我可能已经找到了C5.0 (See5.0) 的一个可能的 C++“实现”,但我无法深入研究源代码以确定它是否真的像宣传的那样工作。
为了重申我最初的担忧,端口的作者对 C5.0 算法陈述了以下内容:
See5Sam [C5.0] 的另一个缺点是不可能同时拥有多个应用程序树。每次运行可执行文件时都会从文件中读取应用程序,并将其存储在全局变量中。
一旦我有时间查看源代码,我会更新我的答案。
更新
看起来不错,这里是 C++ 接口:
class CMee5
{
public:
/**
Create a See 5 engine from tree/rules files.
\param pcFileStem The stem of the See 5 file system. The engine
initialisation will look for the following files:
- pcFileStem.names Vanilla See 5 names file (mandatory)
- pcFileStem.tree or pcFileStem.rules Vanilla See 5 tree or rules
file (mandatory)
- pcFileStem.costs Vanilla See 5 costs file (mandatory)
*/
inline CMee5(const char* pcFileStem, bool bUseRules);
/**
Release allocated memory for this engine.
*/
inline ~CMee5();
/**
General classification routine accepting a data record.
*/
inline unsigned int classifyDataRec(DataRec Case, float* pOutConfidence);
/**
Show rules that were used to classify the last case.

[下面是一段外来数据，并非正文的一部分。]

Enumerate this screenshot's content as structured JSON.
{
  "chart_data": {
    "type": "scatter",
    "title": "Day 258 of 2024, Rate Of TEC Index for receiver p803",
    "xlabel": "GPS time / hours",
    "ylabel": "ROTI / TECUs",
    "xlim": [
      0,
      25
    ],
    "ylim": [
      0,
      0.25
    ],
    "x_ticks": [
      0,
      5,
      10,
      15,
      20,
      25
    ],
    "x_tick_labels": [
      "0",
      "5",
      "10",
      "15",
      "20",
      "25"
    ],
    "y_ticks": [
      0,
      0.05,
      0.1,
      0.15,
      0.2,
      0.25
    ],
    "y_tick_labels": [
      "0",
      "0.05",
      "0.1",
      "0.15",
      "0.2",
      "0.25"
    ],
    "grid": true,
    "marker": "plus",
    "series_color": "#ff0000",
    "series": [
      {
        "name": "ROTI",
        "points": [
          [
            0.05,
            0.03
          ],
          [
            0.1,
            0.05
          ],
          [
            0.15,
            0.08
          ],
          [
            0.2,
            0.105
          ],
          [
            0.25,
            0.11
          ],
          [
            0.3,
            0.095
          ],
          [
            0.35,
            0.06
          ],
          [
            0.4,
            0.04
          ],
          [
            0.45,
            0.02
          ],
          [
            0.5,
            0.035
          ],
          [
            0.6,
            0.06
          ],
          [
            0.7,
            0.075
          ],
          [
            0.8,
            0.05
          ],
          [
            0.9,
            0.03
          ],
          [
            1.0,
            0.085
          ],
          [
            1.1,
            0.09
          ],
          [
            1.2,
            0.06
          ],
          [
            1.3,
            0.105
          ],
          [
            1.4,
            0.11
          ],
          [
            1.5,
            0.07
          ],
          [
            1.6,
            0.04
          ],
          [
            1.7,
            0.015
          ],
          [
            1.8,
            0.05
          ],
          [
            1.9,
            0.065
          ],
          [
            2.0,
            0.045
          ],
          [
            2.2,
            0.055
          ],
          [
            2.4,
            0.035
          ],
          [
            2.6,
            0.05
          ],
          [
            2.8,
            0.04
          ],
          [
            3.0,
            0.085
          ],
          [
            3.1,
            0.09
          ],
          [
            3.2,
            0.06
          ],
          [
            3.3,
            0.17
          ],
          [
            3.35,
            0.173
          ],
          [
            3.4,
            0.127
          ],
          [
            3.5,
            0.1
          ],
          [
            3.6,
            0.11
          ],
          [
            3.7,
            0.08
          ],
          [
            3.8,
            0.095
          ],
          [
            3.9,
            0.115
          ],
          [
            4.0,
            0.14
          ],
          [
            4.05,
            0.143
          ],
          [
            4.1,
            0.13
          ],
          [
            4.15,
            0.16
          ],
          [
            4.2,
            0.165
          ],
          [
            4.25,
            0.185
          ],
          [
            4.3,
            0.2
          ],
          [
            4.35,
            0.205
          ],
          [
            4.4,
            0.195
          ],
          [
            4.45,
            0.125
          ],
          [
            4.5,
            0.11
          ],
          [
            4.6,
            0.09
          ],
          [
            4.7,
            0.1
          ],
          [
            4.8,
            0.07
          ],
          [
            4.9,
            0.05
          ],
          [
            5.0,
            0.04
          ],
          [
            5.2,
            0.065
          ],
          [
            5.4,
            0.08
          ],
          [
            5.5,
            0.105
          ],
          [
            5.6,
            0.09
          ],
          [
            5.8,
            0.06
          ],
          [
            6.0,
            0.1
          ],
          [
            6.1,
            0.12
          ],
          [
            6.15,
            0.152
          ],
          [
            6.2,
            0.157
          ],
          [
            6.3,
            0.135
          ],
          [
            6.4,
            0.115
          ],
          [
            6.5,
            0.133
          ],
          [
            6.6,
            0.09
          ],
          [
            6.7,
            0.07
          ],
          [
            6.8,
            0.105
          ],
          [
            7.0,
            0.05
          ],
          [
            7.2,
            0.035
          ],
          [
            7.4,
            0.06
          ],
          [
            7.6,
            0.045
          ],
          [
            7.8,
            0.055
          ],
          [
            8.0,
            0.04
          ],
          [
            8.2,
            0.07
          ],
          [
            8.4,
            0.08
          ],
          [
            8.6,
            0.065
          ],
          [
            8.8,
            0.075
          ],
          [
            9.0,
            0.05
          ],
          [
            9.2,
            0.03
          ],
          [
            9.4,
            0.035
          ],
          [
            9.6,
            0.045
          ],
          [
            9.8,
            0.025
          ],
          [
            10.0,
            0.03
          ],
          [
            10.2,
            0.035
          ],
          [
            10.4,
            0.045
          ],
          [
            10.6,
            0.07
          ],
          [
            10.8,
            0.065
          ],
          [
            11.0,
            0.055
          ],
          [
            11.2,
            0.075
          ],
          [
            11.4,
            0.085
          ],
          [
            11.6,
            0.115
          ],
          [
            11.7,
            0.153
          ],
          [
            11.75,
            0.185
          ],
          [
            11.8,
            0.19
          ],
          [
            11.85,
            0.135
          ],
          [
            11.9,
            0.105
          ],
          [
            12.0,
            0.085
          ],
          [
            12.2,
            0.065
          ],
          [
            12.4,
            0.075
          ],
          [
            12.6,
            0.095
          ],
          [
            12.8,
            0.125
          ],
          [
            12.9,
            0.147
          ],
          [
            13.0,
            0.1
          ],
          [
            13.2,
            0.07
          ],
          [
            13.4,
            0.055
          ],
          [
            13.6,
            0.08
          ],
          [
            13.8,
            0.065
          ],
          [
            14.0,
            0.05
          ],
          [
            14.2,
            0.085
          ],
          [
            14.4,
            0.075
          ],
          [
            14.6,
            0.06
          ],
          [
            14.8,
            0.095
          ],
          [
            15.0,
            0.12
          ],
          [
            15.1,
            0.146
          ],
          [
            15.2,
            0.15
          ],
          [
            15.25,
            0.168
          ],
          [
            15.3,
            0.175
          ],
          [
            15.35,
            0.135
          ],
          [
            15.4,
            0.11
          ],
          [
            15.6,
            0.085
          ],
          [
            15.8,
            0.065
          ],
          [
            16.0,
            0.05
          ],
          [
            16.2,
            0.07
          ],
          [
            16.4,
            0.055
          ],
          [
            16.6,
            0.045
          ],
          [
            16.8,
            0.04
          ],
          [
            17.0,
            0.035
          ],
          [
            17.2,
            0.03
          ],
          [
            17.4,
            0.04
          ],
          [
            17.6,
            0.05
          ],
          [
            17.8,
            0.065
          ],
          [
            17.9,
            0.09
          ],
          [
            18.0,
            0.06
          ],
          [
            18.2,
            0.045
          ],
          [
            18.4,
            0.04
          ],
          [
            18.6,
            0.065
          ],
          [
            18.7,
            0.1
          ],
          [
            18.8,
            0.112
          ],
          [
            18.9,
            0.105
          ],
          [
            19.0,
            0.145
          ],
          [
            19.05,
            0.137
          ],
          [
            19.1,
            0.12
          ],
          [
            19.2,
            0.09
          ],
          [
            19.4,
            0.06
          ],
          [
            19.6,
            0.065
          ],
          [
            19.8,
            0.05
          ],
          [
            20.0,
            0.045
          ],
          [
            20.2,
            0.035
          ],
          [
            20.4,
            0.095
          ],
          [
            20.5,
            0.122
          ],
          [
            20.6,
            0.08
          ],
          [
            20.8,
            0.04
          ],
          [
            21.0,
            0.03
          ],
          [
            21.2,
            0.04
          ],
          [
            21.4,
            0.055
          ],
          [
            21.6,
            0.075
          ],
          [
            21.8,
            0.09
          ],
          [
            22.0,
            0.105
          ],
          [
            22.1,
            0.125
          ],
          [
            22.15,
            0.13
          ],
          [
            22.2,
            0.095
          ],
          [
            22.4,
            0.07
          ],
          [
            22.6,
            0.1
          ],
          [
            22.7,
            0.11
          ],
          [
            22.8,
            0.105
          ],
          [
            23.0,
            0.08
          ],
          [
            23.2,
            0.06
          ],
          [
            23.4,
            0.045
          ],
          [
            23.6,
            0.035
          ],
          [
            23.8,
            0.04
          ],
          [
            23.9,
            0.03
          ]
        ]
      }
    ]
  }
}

Classify() will have set RulesUsed[] to
number of active rules for trial 0,
first active rule, second active rule, ..., last active rule,
number of active rules for trial 1,
first active rule, second active rule, ..., last active rule,
and so on.
*/
inline void showRules(int Spaces);
/**
Open file with given extension for read/write with the actual file stem.
*/
inline FILE* GetFile(String Extension, String RW);
/**
Read a raw case from file Df.
For each attribute, read the attribute value from the file.
If it is a discrete valued attribute, find the associated no.
of this attribute value (if the value is unknown this is 0).
Returns the array of attribute values.
*/
inline DataRec GetDataRec(FILE *Df, Boolean Train);
inline DataRec GetDataRecFromVec(float* pfVals, Boolean Train);
inline float TranslateStringField(int Att, const char* Name);
inline void Error(int ErrNo, String S1, String S2);
inline int getMaxClass() const;
inline int getClassAtt() const;
inline int getLabelAtt() const;
inline int getCWtAtt() const;
inline unsigned int getMaxAtt() const;
inline const char* getClassName(int nClassNo) const;
inline char* getIgnoredVals();
inline void FreeLastCase(void* DVec);
}
我会说这是迄今为止我找到的最好的选择。